On July 14, 1800, Jean Baptiste Dumas was born at Alais. In his youth he was apprenticed to an apothecary. In 1816 he moved to Geneva and studied physiological chemistry in the laboratory of A. Le Royer. In Geneva, Dumas met the famous scientist Alexander von Humboldt, who persuaded Dumas to move to Paris, where he would find greater scientific opportunities. This he did in 1823, and he was engaged as a lecture assistant in chemistry at the École Polytechnique; he became professor of chemistry in 1835. During this period Dumas began to work on his major book, Treatise on Chemistry, and he also participated in the founding of the Central School for Arts and Manufactures.
In 1830 Dumas challenged the so-called dualistic theory of the great Swedish chemist Jöns Jacob Berzelius.

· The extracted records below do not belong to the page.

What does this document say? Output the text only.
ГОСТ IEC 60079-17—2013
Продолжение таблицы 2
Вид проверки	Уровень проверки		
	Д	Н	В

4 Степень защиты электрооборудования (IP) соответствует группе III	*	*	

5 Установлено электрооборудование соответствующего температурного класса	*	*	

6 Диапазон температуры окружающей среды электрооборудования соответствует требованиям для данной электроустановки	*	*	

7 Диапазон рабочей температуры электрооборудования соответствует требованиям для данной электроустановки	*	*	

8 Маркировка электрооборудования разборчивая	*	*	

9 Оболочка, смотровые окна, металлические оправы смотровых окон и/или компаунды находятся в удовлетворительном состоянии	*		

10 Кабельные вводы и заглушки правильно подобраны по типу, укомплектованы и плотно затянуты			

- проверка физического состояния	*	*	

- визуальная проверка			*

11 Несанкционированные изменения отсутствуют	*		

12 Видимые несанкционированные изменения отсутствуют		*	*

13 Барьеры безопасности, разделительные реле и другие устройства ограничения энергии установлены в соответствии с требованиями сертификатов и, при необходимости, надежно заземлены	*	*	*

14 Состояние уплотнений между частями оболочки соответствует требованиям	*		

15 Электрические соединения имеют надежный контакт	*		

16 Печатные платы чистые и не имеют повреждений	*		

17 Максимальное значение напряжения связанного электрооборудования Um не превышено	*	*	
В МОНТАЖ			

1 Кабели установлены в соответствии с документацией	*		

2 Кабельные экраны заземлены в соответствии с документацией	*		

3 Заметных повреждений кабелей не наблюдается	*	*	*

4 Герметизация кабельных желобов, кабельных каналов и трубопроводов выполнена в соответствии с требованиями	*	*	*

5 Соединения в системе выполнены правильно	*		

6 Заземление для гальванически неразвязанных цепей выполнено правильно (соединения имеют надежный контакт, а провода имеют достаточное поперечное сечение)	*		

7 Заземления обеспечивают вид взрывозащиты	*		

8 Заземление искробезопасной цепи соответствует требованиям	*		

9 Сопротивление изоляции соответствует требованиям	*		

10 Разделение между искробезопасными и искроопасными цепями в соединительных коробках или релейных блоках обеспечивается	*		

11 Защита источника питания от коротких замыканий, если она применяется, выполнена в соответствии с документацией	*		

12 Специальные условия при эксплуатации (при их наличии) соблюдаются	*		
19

The dualistic theory stated that all compounds could be divided into positive and negative parts. Dumas presented instead a unitary theory which held that atoms of opposite charges could be substituted in compounds without causing much alteration in the basic properties of the compound. This theory was related to his belief in families of organic compounds, in which substitutions could be made with the fundamental characteristics of the family remaining unchanged. At this time Berzelius was at the height of his eminence and would accept no affront to his authority; such was the strength of his attack on Dumas that the latter did not continue the dispute. Later researches proved Dumas to have been more correct in his theories than was the Swedish master.
Dumas isolated various essences and oils from coal tar; developed a method for measuring the amount of nitrogen in organic compounds, which made quantitative organic analysis possible; and developed a new method of determining vapor densities. He also concerned himself with determining the atomic weights of such elements as carbon and oxygen and published a new list of the weights of some 30 elements in 1858-1860.
In addition to his scientific achievements, Dumas led an active public life during the reign of Napoleon III. He was minister of agriculture and commerce and then minister of education. He was also a senator, master of the French mint, and president of the municipal council of Paris. His public life ended with the downfall of the Second Empire in 1871. Dumas died in 1884 in Paris.
Further Reading on Jean Baptiste André Dumas
There is a chapter on Dumas by Georges Urbain, "Jean-Baptiste Dumas and Charles-Adolphe Wurtz," in Eduard Farber, ed., Great Chemists (1961). Particularly useful is James R. Partington's monumental four-volume History of Chemistry (1962-1969). The life and work of Dumas are discussed in Aaron J. Ihde, The Development of Modern Chemistry (1964), and Isaac Asimov, A Short History of Chemistry (1965).